As Brie mentioned, I would connect with @Ronan M. He is an experienced investor who has had to deal with building issues before.
I understand the frustrations and cost of paying for home inspections on deals that do not close and while your issue can be mitigated with an renovation knowledgeable realtor that individual will never represent your interest like you so that makes it very difficult to do remotely but not impossible. While this is not the best solution one thought is to get someone local who is able to walk with the realtor and facetime with you at the same time. If the person is knowledgeable about renos great. I would give them a checklist and the prior inspections to help them know what to look for. Everyone always says a good home inspection will save you from buying a bad property but they add up over time and eat away at your capital especially if you do not have those type of reserves.
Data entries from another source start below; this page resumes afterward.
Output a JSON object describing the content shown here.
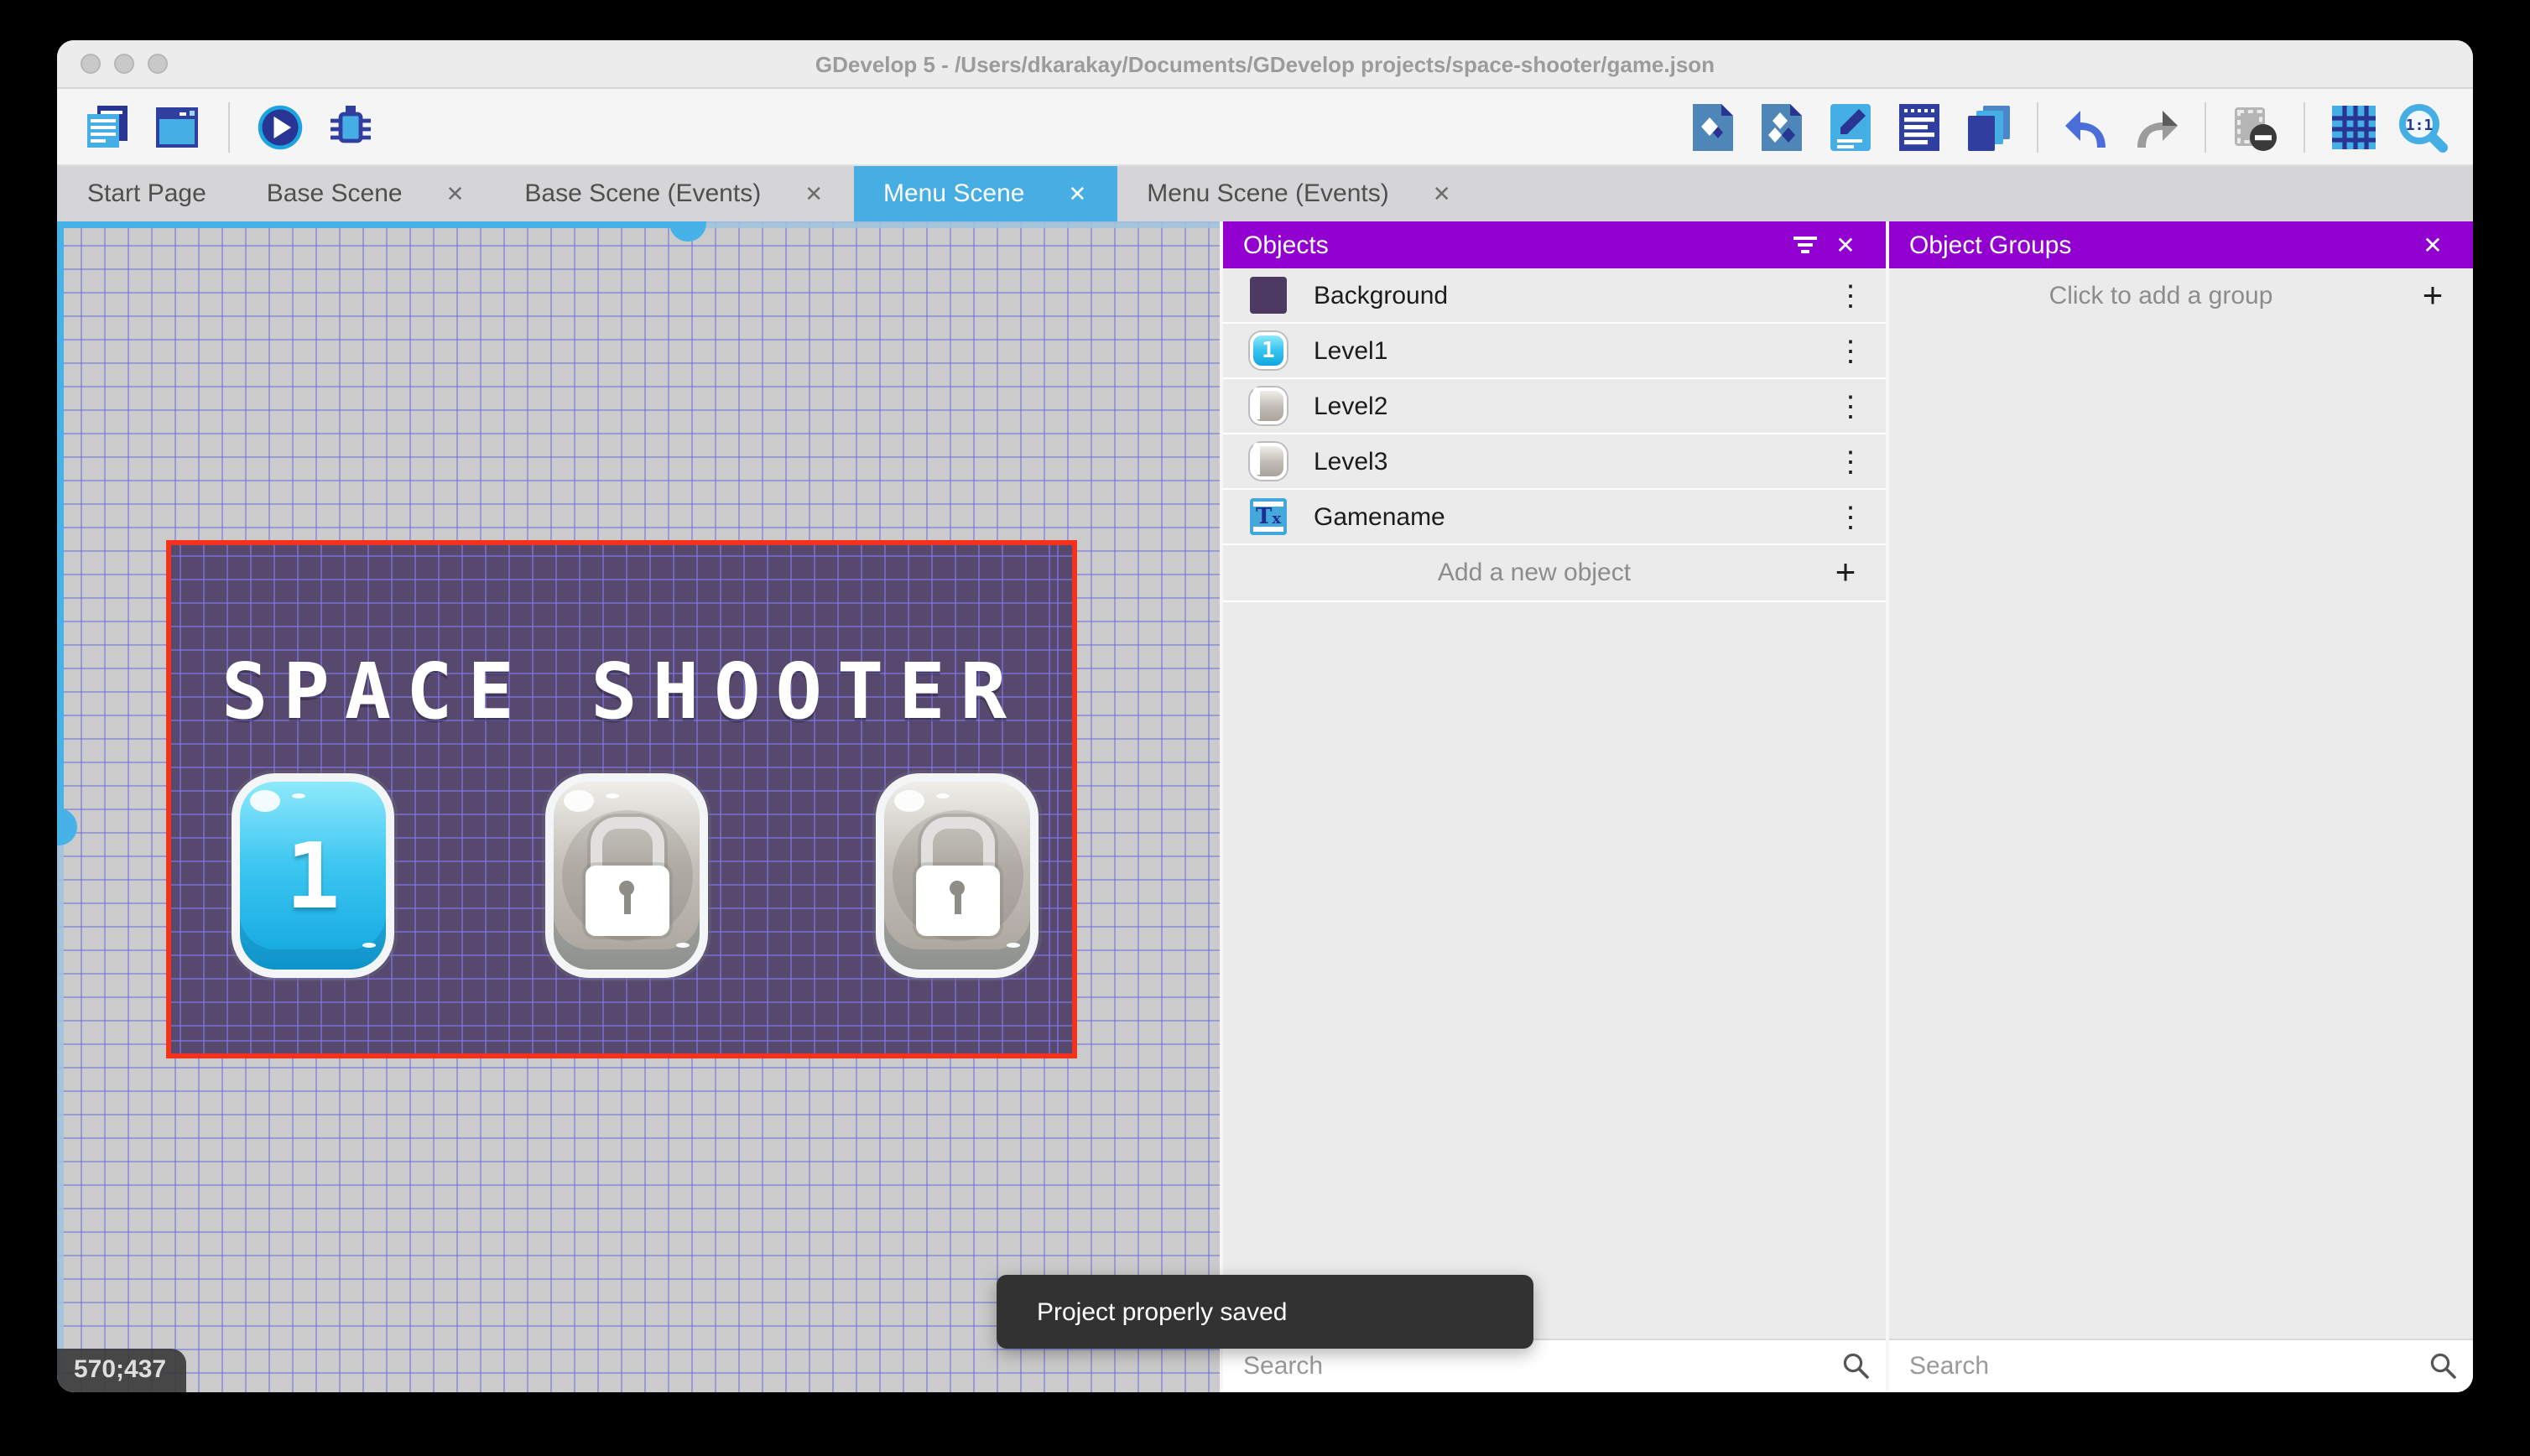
{
  "window": {
    "title": "GDevelop 5 - /Users/dkarakay/Documents/GDevelop projects/space-shooter/game.json"
  },
  "glyphs": {
    "close": "✕",
    "more": "⋮",
    "plus": "+",
    "text_T": "T",
    "text_x": "x"
  },
  "tabs": [
    {
      "label": "Start Page",
      "closable": false,
      "active": false
    },
    {
      "label": "Base Scene",
      "closable": true,
      "active": false
    },
    {
      "label": "Base Scene (Events)",
      "closable": true,
      "active": false
    },
    {
      "label": "Menu Scene",
      "closable": true,
      "active": true
    },
    {
      "label": "Menu Scene (Events)",
      "closable": true,
      "active": false
    }
  ],
  "toolbar": {
    "left_icons": [
      "project-manager",
      "scene-editor",
      "play",
      "debug"
    ],
    "right_icons": [
      "objects-editor",
      "object-groups-editor",
      "properties",
      "instances-list",
      "layers",
      "undo",
      "redo",
      "mask",
      "grid",
      "zoom-reset"
    ],
    "zoom_label": "1:1"
  },
  "canvas": {
    "coordinates": "570;437",
    "scene": {
      "title": "SPACE SHOOTER",
      "buttons": [
        {
          "name": "Level1",
          "label": "1",
          "locked": false
        },
        {
          "name": "Level2",
          "locked": true
        },
        {
          "name": "Level3",
          "locked": true
        }
      ]
    }
  },
  "objects_panel": {
    "title": "Objects",
    "items": [
      {
        "name": "Background",
        "thumb": "background"
      },
      {
        "name": "Level1",
        "thumb": "level1-button"
      },
      {
        "name": "Level2",
        "thumb": "locked-button"
      },
      {
        "name": "Level3",
        "thumb": "locked-button"
      },
      {
        "name": "Gamename",
        "thumb": "text-object"
      }
    ],
    "add_label": "Add a new object",
    "search_placeholder": "Search"
  },
  "groups_panel": {
    "title": "Object Groups",
    "add_label": "Click to add a group",
    "search_placeholder": "Search"
  },
  "toast": {
    "message": "Project properly saved"
  },
  "colors": {
    "accent_purple": "#9100ce",
    "accent_blue": "#47aee4",
    "selection_red": "#f4321c",
    "scene_background": "#57486e"
  }
}
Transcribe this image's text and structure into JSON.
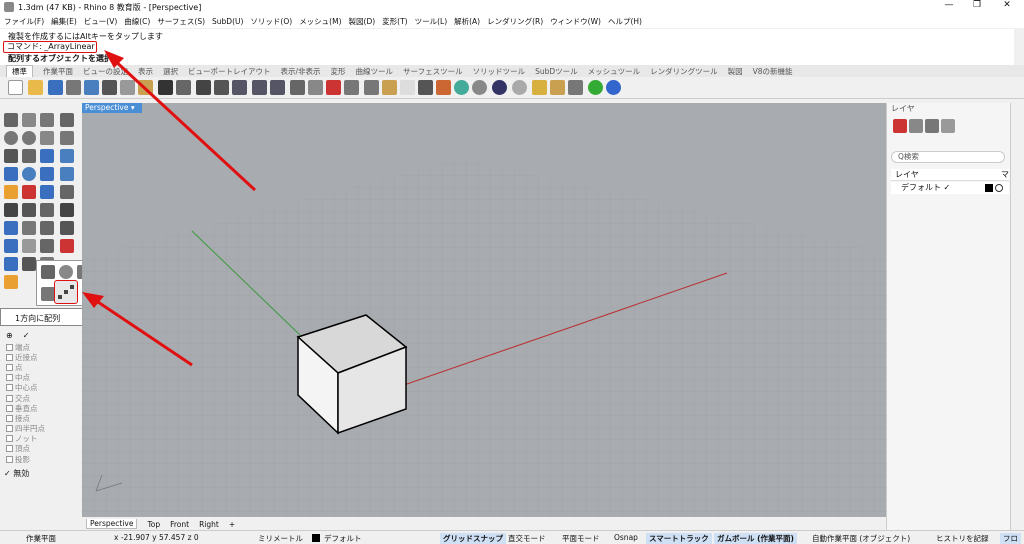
{
  "window": {
    "title": "1.3dm (47 KB) - Rhino 8 教育版 - [Perspective]",
    "minimize": "—",
    "restore": "❐",
    "close": "✕"
  },
  "menu": [
    "ファイル(F)",
    "編集(E)",
    "ビュー(V)",
    "曲線(C)",
    "サーフェス(S)",
    "SubD(U)",
    "ソリッド(O)",
    "メッシュ(M)",
    "製図(D)",
    "変形(T)",
    "ツール(L)",
    "解析(A)",
    "レンダリング(R)",
    "ウィンドウ(W)",
    "ヘルプ(H)"
  ],
  "command": {
    "history": "複製を作成するにはAltキーをタップします",
    "line": "コマンド: _ArrayLinear",
    "prompt": "配列するオブジェクトを選択"
  },
  "tabs": [
    "標準",
    "作業平面",
    "ビューの設定",
    "表示",
    "選択",
    "ビューポートレイアウト",
    "表示/非表示",
    "変形",
    "曲線ツール",
    "サーフェスツール",
    "ソリッドツール",
    "SubDツール",
    "メッシュツール",
    "レンダリングツール",
    "製図",
    "V8の新機能"
  ],
  "tooltip": "1方向に配列",
  "osnap": {
    "tabs": [
      "⊕",
      "✓"
    ],
    "items": [
      "端点",
      "近接点",
      "点",
      "中点",
      "中心点",
      "交点",
      "垂直点",
      "接点",
      "四半円点",
      "ノット",
      "頂点",
      "投影"
    ],
    "disable": "無効"
  },
  "viewport": {
    "label": "Perspective ▾",
    "bottom_tabs": [
      "Perspective",
      "Top",
      "Front",
      "Right",
      "+"
    ]
  },
  "layers": {
    "title": "レイヤ",
    "search": "Q検索",
    "col_name": "レイヤ",
    "col_m": "マ",
    "default_layer": "デフォルト",
    "check": "✓"
  },
  "status": {
    "cplane": "作業平面",
    "coords": "x -21.907 y 57.457 z 0",
    "unit": "ミリメートル",
    "layer": "デフォルト",
    "grid": "グリッドスナップ",
    "ortho": "直交モード",
    "planar": "平面モード",
    "osnap": "Osnap",
    "smarttrack": "スマートトラック",
    "gumball": "ガムボール (作業平面)",
    "autocplane": "自動作業平面 (オブジェクト)",
    "history": "ヒストリを記録",
    "filter": "フロ"
  }
}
@Anna Gordon - First off, thank you for your service, and congrats on getting offers out there and taking action.
It definitely initially sounds like it may be worth at least talking to another agent. Structural issues can be tricky, however, most agents that have been working with investors have seen enough of these types of issues to identify them prior to an inspection. Try linking up with @Tony Freeman he works with a bunch of investors on a regular basis and some are out of state like yourself.
At the same time, at least you have a good inspector on your team that is advising on the major issue with these properties. Definitely stinks to pay for the inspection, but that's pennies compared to the trouble you'd have if you moved forward on a bad deal. - something to be grateful for - for sure.
Thank you all for your professionalism, time and insight. I am grateful to have the space to inquire and receive information from experts and professionals such as yourselves! Although, I have decided not to pursue the property that was contingent, I have learned a lot from this property. I am also looking forward to connecting with suggested contractors and investors! Thank you again!
I assume the realtor is visiting the properties on your behalf while you're on Military Duty. I'm going to submit it's not the realtor or the area. It's your strategy & potentially lack of patience. Woodlawn, as with most of Chicago, has buildings that are 100+ years old so you have to go into deals with the expectations that you're going to have to fix something major. But if you get the deal at the right price then the After Repair Value will more than make up for what you may have to put in. Expect deals to fall through.
Regarding inspectors- If you have a contractor on your team then stop paying for inspectors. Unless the inspector is a structural engineer I would discount anything in his report. If you go into this with your eyes wide open, stop paying for inspectors. Pay the contractor on your team to give you an idea of what it will cost to get the building rental ready.(Note: We only use inspectors for owner occupied deals with clients. We rarely use them for our own deals)
You are playing with fire. You will get burned
You are only seeing the tip of the iceberg you are moving toward. You are trying to buy older buildings in a tough neighborhood sight unseen. You are not just having to trust your realtor...and you are learning how difficult that is
You are having to trust a contractor who you don't know and they Do Not have your best interest at heart. Good luck with that.
You are having to trust the inspector. Do you know they are any good? You are going to have to trust property managers. Do you know any good ones here?
What are the odds you happen to find all great people right off the bat...not being local? You already know the answer to that with your realtor experience.